I’ve written several (1, 2, 3) posts about the analysis of passwords divulged by groups like LulzSec. The results were terrifyingly consistent: 123456 and password were almost always the most frequently used passwords. Now Daniel Amitay author of the Big Brother Camera Security App for the iPhone has some interesting results for iPhone pins.
Because his app has a lock screen nearly identical to the iPhone phone lock screen, he collected (anonymized) statistics on what codes were being used for his app in the hopes that it could tell us something about what how users are selecting their iPhone lock codes. He collected 204,508 codes and calculated their frequencies. Among other things, Amitay found that the top ten most common pins accounted for 15% of all passcodes.
Without reading further, try to guess the top four most popular pins. Hint: It’s not hard. The number one pin is, of course, 1234 followed by 0000. The next two are 2580 (going down the middle column) and 1111. The next 6 aren’t much harder to guess. Another common scheme is to use the user’s birth year.

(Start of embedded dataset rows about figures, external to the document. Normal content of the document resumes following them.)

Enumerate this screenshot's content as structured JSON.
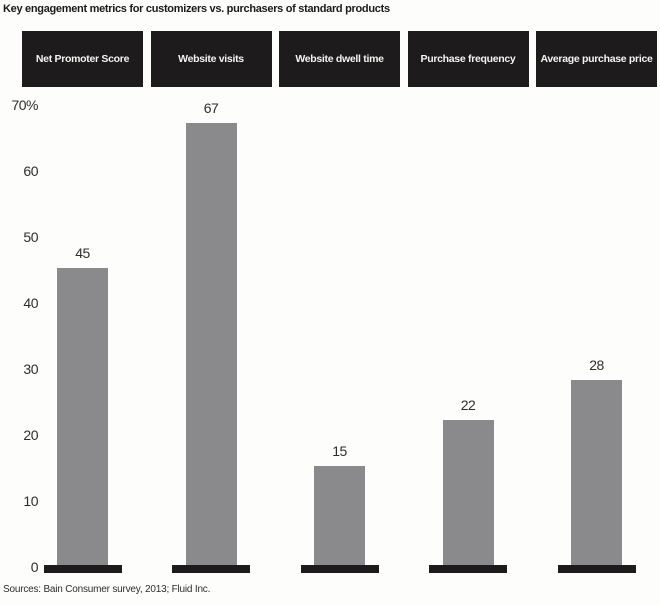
{
  "page": {
    "title": "Key engagement metrics for customizers vs. purchasers of standard products",
    "source": "Sources: Bain Consumer survey, 2013; Fluid Inc."
  },
  "colors": {
    "bar_fill": "#8a8a8c",
    "header_box": "#1d1b1c",
    "header_text": "#f5f4f2",
    "axis_text": "#2e2d2e",
    "background": "#fdfdfc"
  },
  "chart_data": {
    "type": "bar",
    "title": "Key engagement metrics for customizers vs. purchasers of standard products",
    "categories": [
      "Net Promoter Score",
      "Website visits",
      "Website dwell time",
      "Purchase frequency",
      "Average purchase price"
    ],
    "values": [
      45,
      67,
      15,
      22,
      28
    ],
    "value_labels": [
      "45",
      "67",
      "15",
      "22",
      "28"
    ],
    "unit": "%",
    "xlabel": "",
    "ylabel": "",
    "ylim": [
      0,
      70
    ],
    "yticks": [
      {
        "value": 70,
        "label": "70%"
      },
      {
        "value": 60,
        "label": "60"
      },
      {
        "value": 50,
        "label": "50"
      },
      {
        "value": 40,
        "label": "40"
      },
      {
        "value": 30,
        "label": "30"
      },
      {
        "value": 20,
        "label": "20"
      },
      {
        "value": 10,
        "label": "10"
      },
      {
        "value": 0,
        "label": "0"
      }
    ],
    "grid": false,
    "legend": null,
    "bar_color": "#8a8a8c",
    "baseline_style": "black segment under each bar",
    "source": "Sources: Bain Consumer survey, 2013; Fluid Inc."
  }
}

Amity also looks at the most common digit for each of the four positions. The most common first digit is 1 by a large margin. If you squint a bit, it almost looks as if the pins obey Benford’s law. The second, third, and fourth digits are more uniform.

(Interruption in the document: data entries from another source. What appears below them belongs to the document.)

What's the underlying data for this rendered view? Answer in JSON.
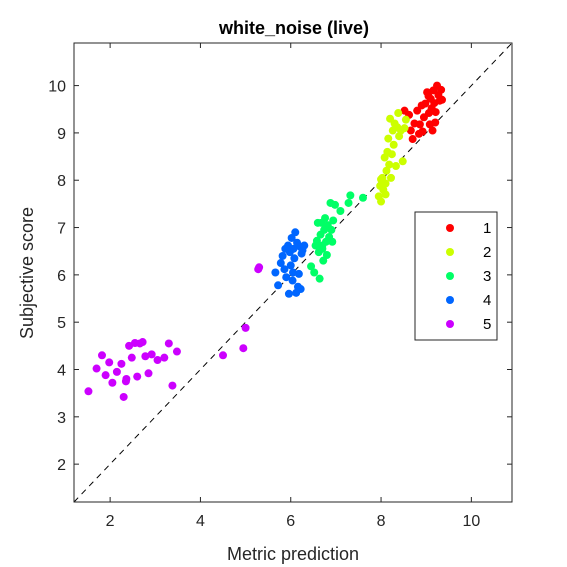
{
  "chart_data": {
    "type": "scatter",
    "title": "white_noise (live)",
    "xlabel": "Metric prediction",
    "ylabel": "Subjective score",
    "xlim": [
      1.2,
      10.9
    ],
    "ylim": [
      1.2,
      10.9
    ],
    "xticks": [
      2,
      4,
      6,
      8,
      10
    ],
    "yticks": [
      2,
      3,
      4,
      5,
      6,
      7,
      8,
      9,
      10
    ],
    "reference_line": {
      "style": "dashed",
      "color": "#000000",
      "from": [
        1.2,
        1.2
      ],
      "to": [
        10.9,
        10.9
      ]
    },
    "legend": {
      "position": "right",
      "box": true
    },
    "grid": false,
    "series": [
      {
        "name": "1",
        "color": "#ff0000",
        "points": [
          [
            8.52,
            9.47
          ],
          [
            8.62,
            9.38
          ],
          [
            8.66,
            9.05
          ],
          [
            8.7,
            8.87
          ],
          [
            8.74,
            9.2
          ],
          [
            8.8,
            9.47
          ],
          [
            8.86,
            9.18
          ],
          [
            8.92,
            9.03
          ],
          [
            8.95,
            9.33
          ],
          [
            8.98,
            9.62
          ],
          [
            9.02,
            9.86
          ],
          [
            9.06,
            9.42
          ],
          [
            9.08,
            9.18
          ],
          [
            9.1,
            9.72
          ],
          [
            9.12,
            9.52
          ],
          [
            9.14,
            9.05
          ],
          [
            9.16,
            9.9
          ],
          [
            9.18,
            9.63
          ],
          [
            9.21,
            9.44
          ],
          [
            9.24,
            10.0
          ],
          [
            9.27,
            9.8
          ],
          [
            9.3,
            9.68
          ],
          [
            9.33,
            9.91
          ],
          [
            9.05,
            9.78
          ],
          [
            8.9,
            9.58
          ],
          [
            9.2,
            9.22
          ],
          [
            8.84,
            8.98
          ],
          [
            9.35,
            9.7
          ]
        ]
      },
      {
        "name": "2",
        "color": "#ccff00",
        "points": [
          [
            7.95,
            7.66
          ],
          [
            7.98,
            7.88
          ],
          [
            8.0,
            7.55
          ],
          [
            8.03,
            8.05
          ],
          [
            8.05,
            7.8
          ],
          [
            8.08,
            8.48
          ],
          [
            8.1,
            7.93
          ],
          [
            8.12,
            8.2
          ],
          [
            8.14,
            8.6
          ],
          [
            8.16,
            8.88
          ],
          [
            8.18,
            8.33
          ],
          [
            8.2,
            9.3
          ],
          [
            8.22,
            8.05
          ],
          [
            8.24,
            8.55
          ],
          [
            8.26,
            9.05
          ],
          [
            8.28,
            8.75
          ],
          [
            8.3,
            9.2
          ],
          [
            8.33,
            8.3
          ],
          [
            8.36,
            9.12
          ],
          [
            8.38,
            9.42
          ],
          [
            8.4,
            8.93
          ],
          [
            8.44,
            9.05
          ],
          [
            8.48,
            8.4
          ],
          [
            8.52,
            9.1
          ],
          [
            8.55,
            9.28
          ],
          [
            8.1,
            7.7
          ],
          [
            8.0,
            8.02
          ]
        ]
      },
      {
        "name": "3",
        "color": "#00ff66",
        "points": [
          [
            6.45,
            6.18
          ],
          [
            6.52,
            6.05
          ],
          [
            6.58,
            6.72
          ],
          [
            6.62,
            6.48
          ],
          [
            6.64,
            5.92
          ],
          [
            6.66,
            6.85
          ],
          [
            6.68,
            7.1
          ],
          [
            6.7,
            6.62
          ],
          [
            6.72,
            6.3
          ],
          [
            6.74,
            6.95
          ],
          [
            6.76,
            7.2
          ],
          [
            6.78,
            6.7
          ],
          [
            6.8,
            6.42
          ],
          [
            6.82,
            7.05
          ],
          [
            6.85,
            6.8
          ],
          [
            6.88,
            7.52
          ],
          [
            6.9,
            6.95
          ],
          [
            6.94,
            7.15
          ],
          [
            6.98,
            7.48
          ],
          [
            7.1,
            7.35
          ],
          [
            7.28,
            7.52
          ],
          [
            7.32,
            7.68
          ],
          [
            7.6,
            7.63
          ],
          [
            6.6,
            7.1
          ],
          [
            6.7,
            6.55
          ],
          [
            6.92,
            6.7
          ],
          [
            6.55,
            6.62
          ]
        ]
      },
      {
        "name": "4",
        "color": "#0066ff",
        "points": [
          [
            5.66,
            6.05
          ],
          [
            5.72,
            5.78
          ],
          [
            5.78,
            6.25
          ],
          [
            5.82,
            6.4
          ],
          [
            5.86,
            6.12
          ],
          [
            5.9,
            5.95
          ],
          [
            5.94,
            6.62
          ],
          [
            5.96,
            5.6
          ],
          [
            5.98,
            6.48
          ],
          [
            6.0,
            6.2
          ],
          [
            6.02,
            6.78
          ],
          [
            6.04,
            5.88
          ],
          [
            6.06,
            6.55
          ],
          [
            6.08,
            6.35
          ],
          [
            6.1,
            6.9
          ],
          [
            6.12,
            5.62
          ],
          [
            6.14,
            6.68
          ],
          [
            6.16,
            5.75
          ],
          [
            6.18,
            6.02
          ],
          [
            6.2,
            6.6
          ],
          [
            6.22,
            5.7
          ],
          [
            6.24,
            6.45
          ],
          [
            6.26,
            6.52
          ],
          [
            6.3,
            6.62
          ],
          [
            5.88,
            6.55
          ],
          [
            6.05,
            6.05
          ]
        ]
      },
      {
        "name": "5",
        "color": "#cc00ff",
        "points": [
          [
            1.52,
            3.54
          ],
          [
            1.7,
            4.02
          ],
          [
            1.82,
            4.3
          ],
          [
            1.9,
            3.88
          ],
          [
            1.98,
            4.15
          ],
          [
            2.05,
            3.72
          ],
          [
            2.15,
            3.95
          ],
          [
            2.25,
            4.12
          ],
          [
            2.3,
            3.42
          ],
          [
            2.36,
            3.8
          ],
          [
            2.42,
            4.5
          ],
          [
            2.48,
            4.25
          ],
          [
            2.55,
            4.56
          ],
          [
            2.6,
            3.85
          ],
          [
            2.66,
            4.55
          ],
          [
            2.72,
            4.58
          ],
          [
            2.78,
            4.28
          ],
          [
            2.85,
            3.92
          ],
          [
            2.92,
            4.32
          ],
          [
            3.05,
            4.2
          ],
          [
            3.2,
            4.25
          ],
          [
            3.3,
            4.55
          ],
          [
            3.38,
            3.66
          ],
          [
            3.48,
            4.38
          ],
          [
            4.5,
            4.3
          ],
          [
            4.95,
            4.45
          ],
          [
            5.0,
            4.88
          ],
          [
            5.28,
            6.12
          ],
          [
            5.3,
            6.16
          ],
          [
            2.35,
            3.75
          ]
        ]
      }
    ]
  }
}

The post is an interesting, if depressing, read. As Amitay points out, for a random iPhone a cracker has a 15% chance of unlocking the phone before the automatic data wipe feature is activated. Considering that smartphones like the iPhone often contain confidential data or access to confidential data this is bad news.
In a sad endnote, Amitay has had his app removed from the App Store for his trouble. Apparently Apple was concerned that he was harvesting the Apple lock codes or something. Amitay is discussing the matter with Apple and we can hope that he will have the whole thing straightened out soon.